Tom Hyland, a friend and Chicago-based wine writer, was in NYC on business and we made a plan to meet for lunch. The last time I saw Tom was on a press trip to Campania a few years ago. Since Tom had an afternoon flight back to Chicago, I picked Norma Gastronomia Siciliana, one of my favorite Italian restaurants, which by chance is close to the Queens Midtown Tunnel and on the way to the airport. I also I invited Tom Maresca, a wine writer and mutual friend, to join us.
Tom Maresca and Tom Hyland finishing lunch. We had a great time talking about wine, food and the trips we were on together in Italy.

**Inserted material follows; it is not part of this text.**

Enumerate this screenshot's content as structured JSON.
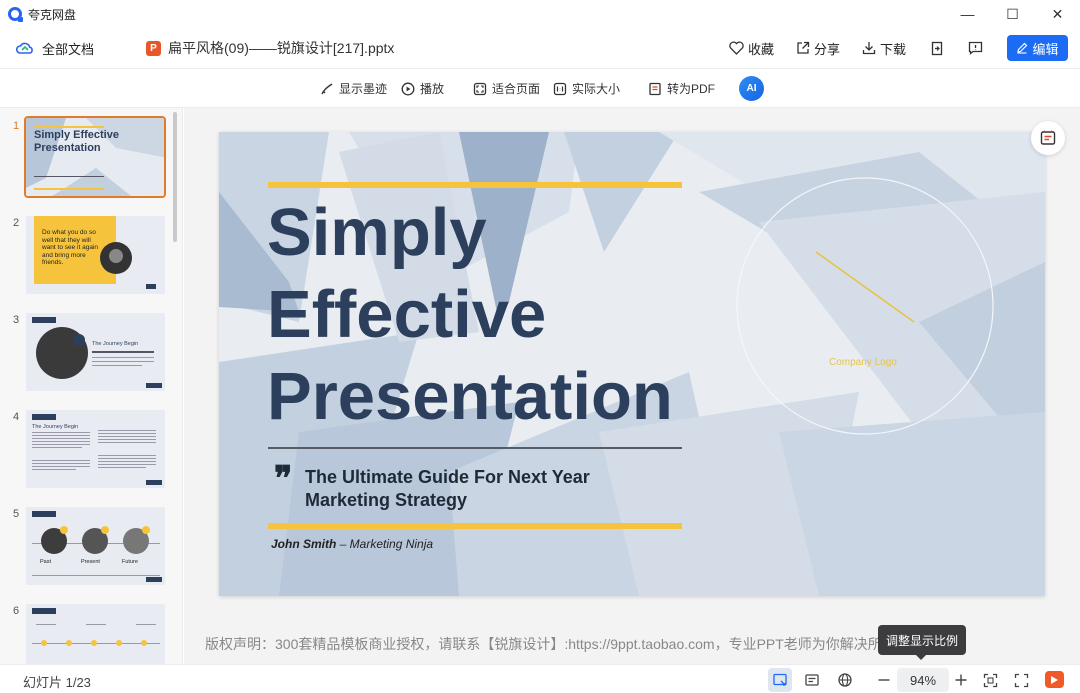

For starters, we shared Carpaccio di Polipo, octopus with fennel, orange and olives, Involtini alla Siciliana, thin sliced roast pork rolled around mozzarella and cured meats, and Caponata, sweet and sour eggplant with olives, celery and almonds served with crostini.
Aurora Bianco 2019 Etna Bianco Superiore I Vigneti di Salvo Foti. Made from 90% Carricante and 10% Minella. The soil is volcanic and sandy. The vines were planted in 2010 and 2015 and the exposure is east. Wine clusters are directly pressed and left to settle for 30 hours. Natural fermentation takes between 15 to 20 days and the wine remains on the lees for one year. There is a light filtration at bottling. This is a wine with hints of citrus fruit, lemon, peach and a touch of flint. It will be even better with a little age. Aurora means dawn in Italian but it is also the name of a butterfly on Etna that is in danger of extinction.

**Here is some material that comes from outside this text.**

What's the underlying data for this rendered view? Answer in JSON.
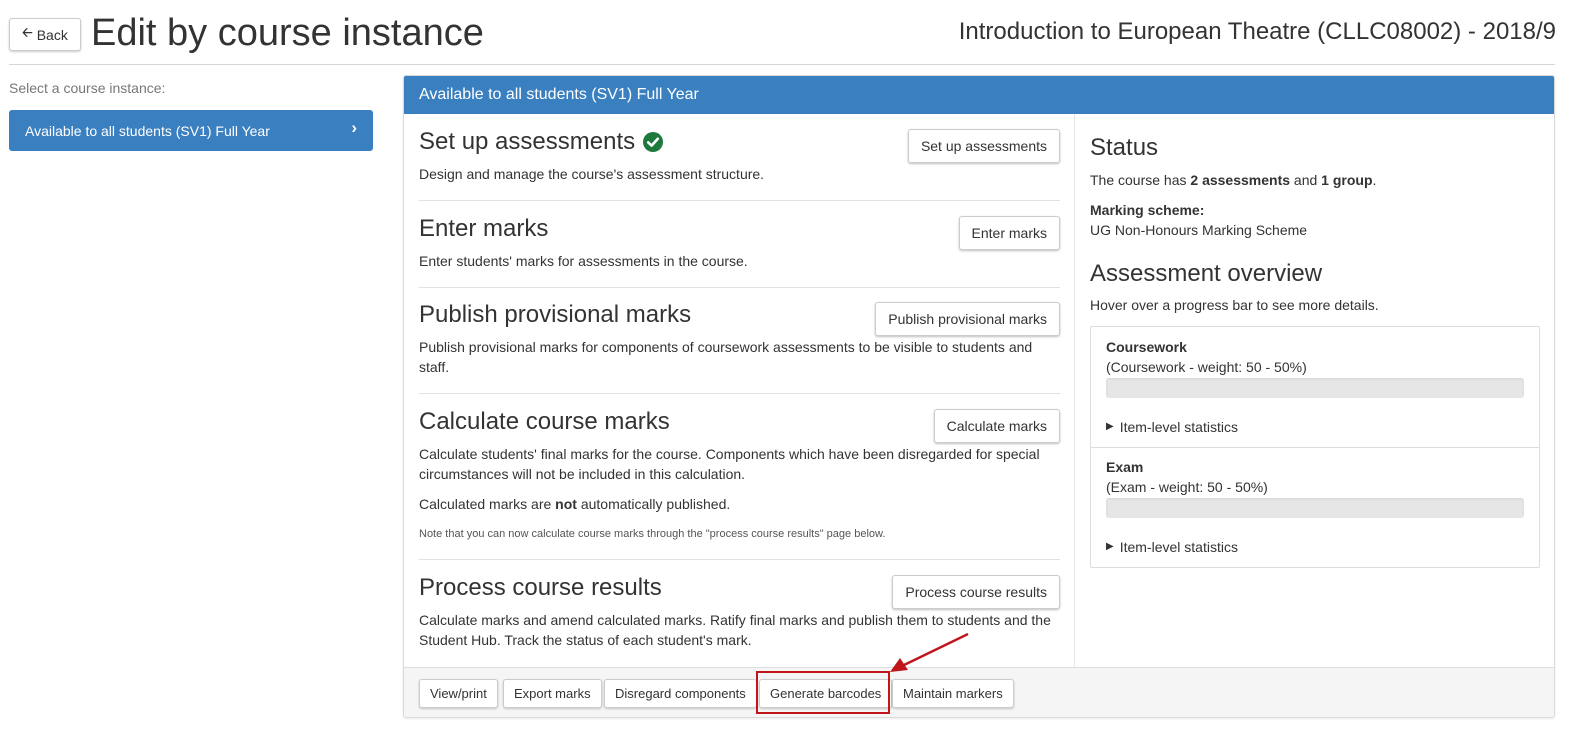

After the starters, we shared two pizzas. The first was a Pizza Margherita tomato sauce, cherry tomatoes, mozzarella and basil. The pizzas at Norma are light and airy.

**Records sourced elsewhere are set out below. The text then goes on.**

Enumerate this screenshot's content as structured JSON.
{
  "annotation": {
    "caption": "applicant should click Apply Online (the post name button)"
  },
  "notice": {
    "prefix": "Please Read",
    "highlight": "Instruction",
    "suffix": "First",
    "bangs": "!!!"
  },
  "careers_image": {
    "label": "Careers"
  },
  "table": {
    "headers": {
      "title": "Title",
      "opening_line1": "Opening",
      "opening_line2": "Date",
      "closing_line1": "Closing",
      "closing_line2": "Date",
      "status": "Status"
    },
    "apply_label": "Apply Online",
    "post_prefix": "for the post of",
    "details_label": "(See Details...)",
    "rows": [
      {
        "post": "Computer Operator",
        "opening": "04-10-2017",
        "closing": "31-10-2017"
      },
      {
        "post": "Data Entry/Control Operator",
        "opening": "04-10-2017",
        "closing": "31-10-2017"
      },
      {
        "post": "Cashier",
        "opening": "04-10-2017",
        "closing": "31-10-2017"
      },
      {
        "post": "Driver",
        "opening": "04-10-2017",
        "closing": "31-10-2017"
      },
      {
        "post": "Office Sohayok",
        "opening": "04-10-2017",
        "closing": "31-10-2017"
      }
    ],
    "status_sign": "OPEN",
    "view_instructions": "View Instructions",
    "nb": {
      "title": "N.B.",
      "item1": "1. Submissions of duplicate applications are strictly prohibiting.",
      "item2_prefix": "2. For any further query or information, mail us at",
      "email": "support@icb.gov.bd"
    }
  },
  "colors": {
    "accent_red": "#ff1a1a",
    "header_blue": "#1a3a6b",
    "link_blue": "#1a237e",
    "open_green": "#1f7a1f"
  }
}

Passum Barbera d’Asti Superiore Current profile for the2016 made from 100% Barbera which comes from long established vineyards. The grapes are hand picked in the middle of October and rushed to the winery for semi-drying in special air conditioned, well-ventilated rooms. The duration of the drying depends on the vintage and varies from year to year. The oenologist frequently inspects the condition of the bunches and the sugar content of the grapes. The stalkless grapes are pressed and fermented in contact with the skins in temperature controlled stainless steel tanks. The addition of selected yeasts along with frequent remontages causes regular alcoholic fermentation over the course of 15 to 18 days. The wine is then racked and kept in ideal conditions for the completion of malolactic fermentation. The wine is aged in French oak barriques (I do not think the 1985 was aged in barriques) and medium sized conventional vats for about a year and another 6 months or more in bottle before release.
The 1985 is a complex full-bodied wine with hints of dried plum, red fruit jam a very nice after taste and a very long finish. I was happy to see it has aged so well.
Our second pizza was a Pizza Mortadella topped with mozzarella, pistachio pesto, mortadella and stracciatella. An unusual combination, but one I enjoyed.
What a pleasure to get together with two old friends and enjoy a good lunch and wines once more. It’s something I plan to do often in the coming months.